Bir insan Allah’a ulaşmayı diler, Allahû Tealâ ona furkanlar ve furkan verir. Tebliğe muhatap olduğu anda "evet" demişse, bir tek furkan verecektir, onun kalbine ihbat koyacaktır. Ve bu kişi gören, işiten ve idrak eden biri olarak Allah’tan mürşidini dileyecektir. Allah onu mutlaka mürşidine olaştıracaktır. Tâbiiyetinden sonra da ruhunu Allah’a ulaştıracaktır.

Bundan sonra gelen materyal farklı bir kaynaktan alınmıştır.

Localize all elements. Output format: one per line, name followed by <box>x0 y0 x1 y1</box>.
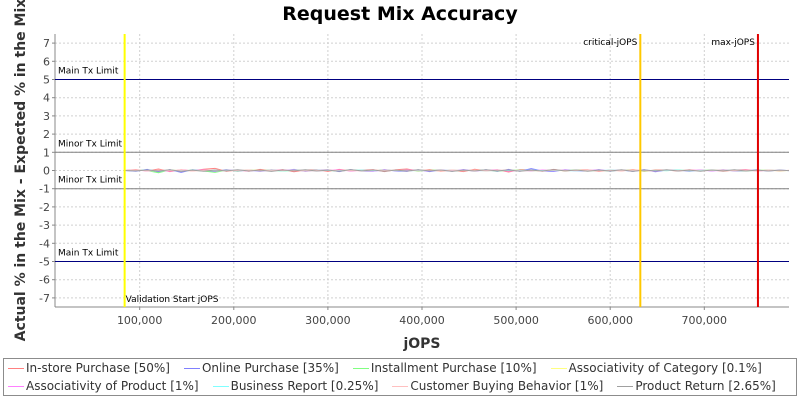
limit-line-label: Minor Tx Limit <box>58 139 123 149</box>
legend: In-store Purchase [50%] Online Purchase [… <box>3 358 797 396</box>
x-tick-label: 200,000 <box>211 314 257 327</box>
legend-label: In-store Purchase [50%] <box>26 361 170 375</box>
y-tick-label: -3 <box>39 219 50 232</box>
legend-swatch <box>550 367 567 369</box>
y-tick-label: 3 <box>43 110 50 123</box>
limit-line-label: Minor Tx Limit <box>58 176 123 186</box>
x-tick-label: 500,000 <box>493 314 539 327</box>
legend-item: Product Return [2.65%] <box>613 379 776 393</box>
legend-label: Online Purchase [35%] <box>201 361 339 375</box>
legend-swatch <box>212 385 229 387</box>
x-tick-label: 700,000 <box>682 314 728 327</box>
legend-item: In-store Purchase [50%] <box>4 361 170 375</box>
legend-swatch <box>392 385 409 387</box>
x-tick-label: 600,000 <box>587 314 633 327</box>
legend-swatch <box>617 385 634 387</box>
marker-line-label: Validation Start jOPS <box>126 295 219 305</box>
legend-label: Product Return [2.65%] <box>635 379 776 393</box>
series-line-7 <box>124 169 790 172</box>
legend-label: Associativity of Category [0.1%] <box>568 361 762 375</box>
y-tick-label: -7 <box>39 292 50 305</box>
legend-row: Associativity of Product [1%] Business Re… <box>4 379 786 393</box>
y-tick-label: 1 <box>43 146 50 159</box>
legend-swatch <box>183 367 200 369</box>
legend-item: Online Purchase [35%] <box>180 361 339 375</box>
plot-area: 7 6 5 4 3 2 1 0 -1 -2 -3 -4 -5 -6 -7 100,000 200,000 300,… <box>39 34 790 327</box>
legend-label: Customer Buying Behavior [1%] <box>410 379 604 393</box>
y-tick-label: -4 <box>39 237 50 250</box>
y-tick-label: 7 <box>43 37 50 50</box>
y-tick-label: 6 <box>43 55 50 68</box>
legend-item: Installment Purchase [10%] <box>349 361 537 375</box>
legend-label: Business Report [0.25%] <box>230 379 379 393</box>
marker-line-label: critical-jOPS <box>583 38 637 48</box>
x-tick-label: 400,000 <box>399 314 445 327</box>
y-axis-label: Actual % in the Mix - Expected % in the … <box>13 0 29 341</box>
x-tick-label: 300,000 <box>305 314 351 327</box>
y-tick-label: 0 <box>43 165 50 178</box>
x-axis-label: jOPS <box>402 336 440 352</box>
y-tick-label: -2 <box>39 201 50 214</box>
y-tick-label: -1 <box>39 183 50 196</box>
y-tick-label: -5 <box>39 256 50 269</box>
y-tick-label: 5 <box>43 74 50 87</box>
x-tick-label: 100,000 <box>117 314 163 327</box>
legend-row: In-store Purchase [50%] Online Purchase [… <box>4 361 772 375</box>
legend-swatch <box>352 367 369 369</box>
y-tick-label: 2 <box>43 128 50 141</box>
chart-plot-svg: Request Mix Accuracy jOPS Actual % in th… <box>13 0 790 352</box>
legend-label: Installment Purchase [10%] <box>370 361 537 375</box>
marker-line-label: max-jOPS <box>711 38 755 48</box>
legend-label: Associativity of Product [1%] <box>26 379 199 393</box>
legend-item: Associativity of Category [0.1%] <box>547 361 762 375</box>
y-tick-label: 4 <box>43 92 50 105</box>
legend-item: Business Report [0.25%] <box>209 379 379 393</box>
limit-line-label: Main Tx Limit <box>58 67 119 77</box>
chart-title: Request Mix Accuracy <box>282 3 518 25</box>
y-tick-label: -6 <box>39 274 50 287</box>
legend-swatch <box>8 385 24 387</box>
legend-item: Associativity of Product [1%] <box>4 379 199 393</box>
legend-swatch <box>8 367 24 369</box>
legend-item: Customer Buying Behavior [1%] <box>388 379 603 393</box>
limit-line-label: Main Tx Limit <box>58 249 119 259</box>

Öyleyse, seyr-i sülûk mürşide ulaşıldığında başlar. Mürşide ulaşmadan evvel insan, birinci kurtuluşunu sağlamıştır. Allah’a ulaşmayı dilemişse mutlaka birinci kat cenneti elde etmiştir. Mürşidine ulaşamadan ölürse birinci kat cennete mutlaka girer. Herkes. Allah’a ulaşmayı dileyen, şu kalbinden Allah’a ulaşmayı dileyen herkes mürşidine ulaşmadan ölürse mutlaka Allah’ın cennetine girer, birinci kat cennet. Mürşidine ulaştığı zaman ikinci kat cennet elde edilir. Ruhu Allah’a ulaştırdığı zaman bu kişi, üçüncü kat cenneti elde eder.  Allah’ın garantisi buraya kadardır. Bu noktadaki 33000 zikrinin artışı devam ederse; 35000, 37000 diye artışı devam ederse, bu kişi daha sonra fizik vücudunu Allah’a teslim edecektir. Daha sonra nefsini teslim edecektir. Daha sonra iradesini Allah’a teslim edecektir. Bu ruhun teslimi, fizik vücudun teslimi, nefsin teslimi, iradenin teslimi, hepsi mürşide ulaştıktan sonraki safhalardır. Öyleyse mürşide ulaşmadan evvel insanlar, Allah’a ulaşmayı diledikleri taktirde sadece birinci hidayetin sahibi olabilirler. Ve ölürlerse hidayette olarak ölürler. Ama hidayetin geri kalan 6 safhası da mürşide ulaşmak noktasından itibaren tahakkuk eder. Kişi onları ancak mürşide ulaştıktan sonra elde edebilir.